Rossamund thought of the sparrow he had startled, pecking at the grate, and smiled. He did not know what help these little agents of the Duke of Sparrows might be-if that was indeed what they were.What did that kind of attention mean? He wanted to believe that goodly urchin-lords existed, that Numps was well looked out for, but the old common suspicions persisted.
A distant rataplan of the drums meant that mains was at an end and confinations about to begin.
"I must go, Mister Numps. We will both write to Mister Sebastipole, yes?"
"Yes."
"And you'll stay safe and secret, yes?"
"Yes."
Rossamund wanted to hug the glimner, but shyness and the grate prevented him. Instead he just stared into Numps' melancholy eyes, and the man stared back.
"Good-bye!" The prentice reluctantly turned to leave.

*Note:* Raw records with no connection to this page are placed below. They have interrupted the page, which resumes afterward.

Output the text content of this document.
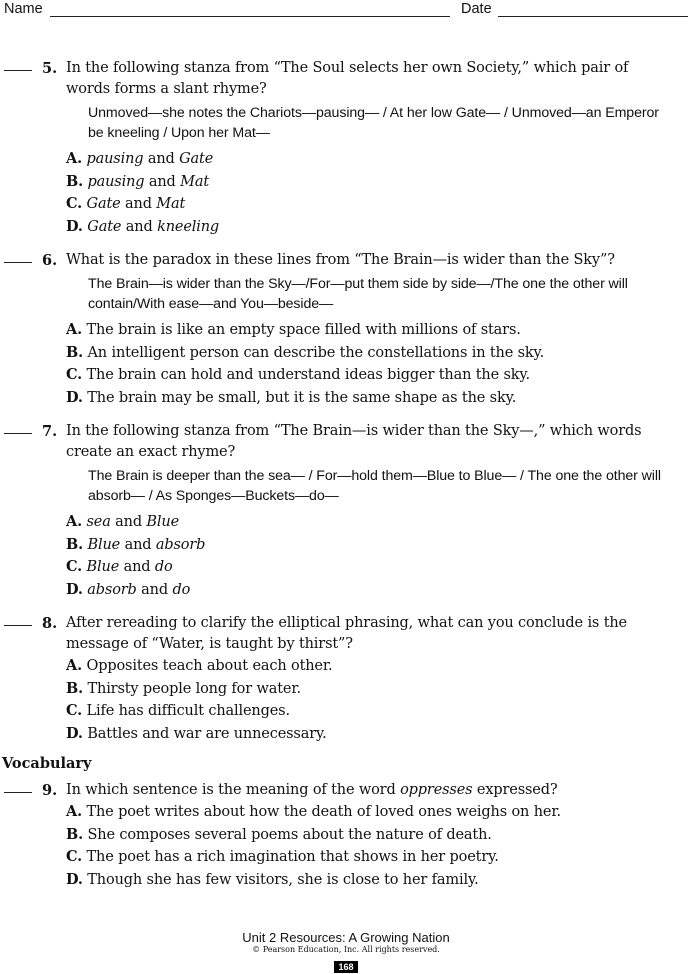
Name	Date
5. In the following stanza from “The Soul selects her own Society,” which pair of words forms a slant rhyme?
Unmoved—she notes the Chariots—pausing— / At her low Gate— / Unmoved—an Emperor be kneeling / Upon her Mat—
A. pausing and Gate
B. pausing and Mat
C. Gate and Mat
D. Gate and kneeling
6. What is the paradox in these lines from “The Brain—is wider than the Sky”?
The Brain—is wider than the Sky—/For—put them side by side—/The one the other will contain/With ease—and You—beside—
A. The brain is like an empty space filled with millions of stars.
B. An intelligent person can describe the constellations in the sky.
C. The brain can hold and understand ideas bigger than the sky.
D. The brain may be small, but it is the same shape as the sky.
7. In the following stanza from “The Brain—is wider than the Sky—,” which words create an exact rhyme?
The Brain is deeper than the sea— / For—hold them—Blue to Blue— / The one the other will absorb— / As Sponges—Buckets—do—
A. sea and Blue
B. Blue and absorb
C. Blue and do
D. absorb and do
8. After rereading to clarify the elliptical phrasing, what can you conclude is the message of “Water, is taught by thirst”?
A. Opposites teach about each other.
B. Thirsty people long for water.
C. Life has difficult challenges.
D. Battles and war are unnecessary.
Vocabulary
9. In which sentence is the meaning of the word oppresses expressed?
A. The poet writes about how the death of loved ones weighs on her.
B. She composes several poems about the nature of death.
C. The poet has a rich imagination that shows in her poetry.
D. Though she has few visitors, she is close to her family.
Unit 2 Resources: A Growing Nation
© Pearson Education, Inc. All rights reserved.
168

"Good-bye, Mister Rossamund," he heard the glimner call behind him. "Numps won't forget his new old friend-don't you forget him…"
"Never, Mister Numps!"
Heavy with fear for the glimner's fate, Rossamund ran back to the manse. For the rest of confinations he packed, stowed all he had ever possessed and prepared himself for leaving at first light. In the last few moments before douse-lanterns he lay on his cot and with his stylus hastily scratched out a letter on a blank page torn from the back of the peregrinat.
To Mister Sebastipole
Lamplighter's Agent amp; Falseman to the Lamplighter-Marshal of Winstermill
Epistra Scuthae
The Considine
The Patricine
2nd Heimio HIR 1601
Dear Mister Sebastipole,
I have no certainty this will make its way to you, but I try anyway.
I write to you, Mister Sebastipole, on the last night of my prenticing in Winstermill, for since you left with the Marshal, the Master-of-Clerks has taken all in hand and declared Billeting Day early. Tomorrow I travel to the cothouse of Wormstool. But it is not this that troubles me. It is rather Mister Numps that I am worried for.The Master-of-Clerks (he calls himself the Marshal-Subrogat now) destroyed Mister Numps' bloom (the stuff he was growing down in the deserted undercroft) the very day you departed, and Mister Numps (as I am sure you can well imagine) was sorely troubled. I managed to save a little part of it, but the baths are shattered and most of the bloom is dead. I fear for Mister Numps, that he isn't safe with only the good Doctor Crispus to watch out for him.Would there be any way you can help him, or even get him away from the manse?